Não ousou conversar com a moça, assim como ela também não se atreveu. Desconhecidos não precisavam manter qualquer tipo de contato, no máximo um cumprimento, apenas formalidade. Refletiu um minuto... viver talvez tenha se tornado mera formalidade. Teria ele se tornado um robô, uma ferramenta de trabalho, como todos aqueles sentados em suas poltronas, apáticos, ocos? Sua companhia parecia destoar... pensou a respeito. Nova funcionária? Quem seria ela? O discurso estava formulado em sua mente, iria esclarecer o mistério. Mas as palavras não adquiriam forma... ficaram todas presas em sua garganta.

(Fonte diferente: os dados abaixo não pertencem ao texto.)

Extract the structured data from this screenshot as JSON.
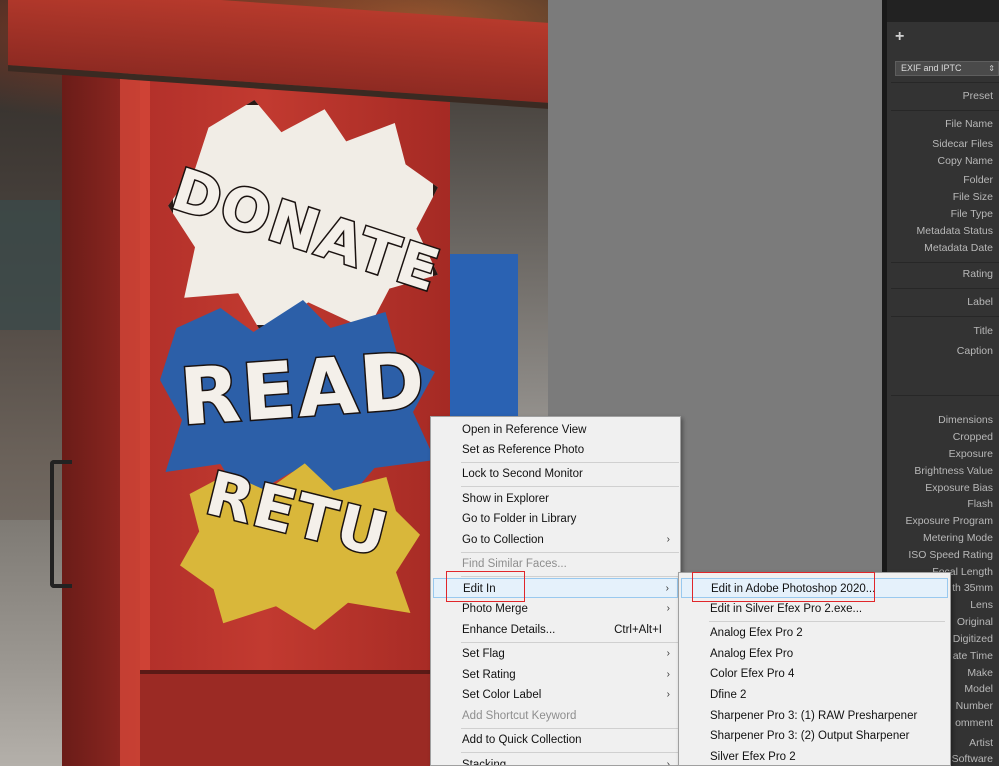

Sua cabeça estava ereta, olhava para frente, porém, sua vontade era de virar-se. Desejava, por algum motivo, guardar as feições daquele rosto. Não virou-se nem por um segundo. Sabia que ela era loira e que usava tênis allstar verdes, pois poderia vê-los sem nem se mexer muito. Num movimento ela se levantou. O quê? Seria por causa dele? Ele estaria importunando-a? Para sua felicidade momentânea, conseguiu visualizar seu perfil e seus cabelos dourados chegando às costas. Ouvira seu pedido ao motorista, novamente entre sorrisos e agradecimentos. Ela desceria no próximo ponto.

Era um desses momentos em que não se sabe como agir. Ele não soube. Ela desceu. O ônibus seguiu, e em poucos minutos chegou à firma. Ele continuou sua rotina, fez sua hora de almoço. Ao entardecer, tomou o mesmo ônibus de volta, e seu coração bateu descompassadamente no trecho em que a moça havia descido; ele nunca mais a viu. Mas o amanhecer, a partir daquele fatídico dia, era uma esperança a mais. Afinal, outro amanhecer daqueles poderia se repetir, um dia, talvez.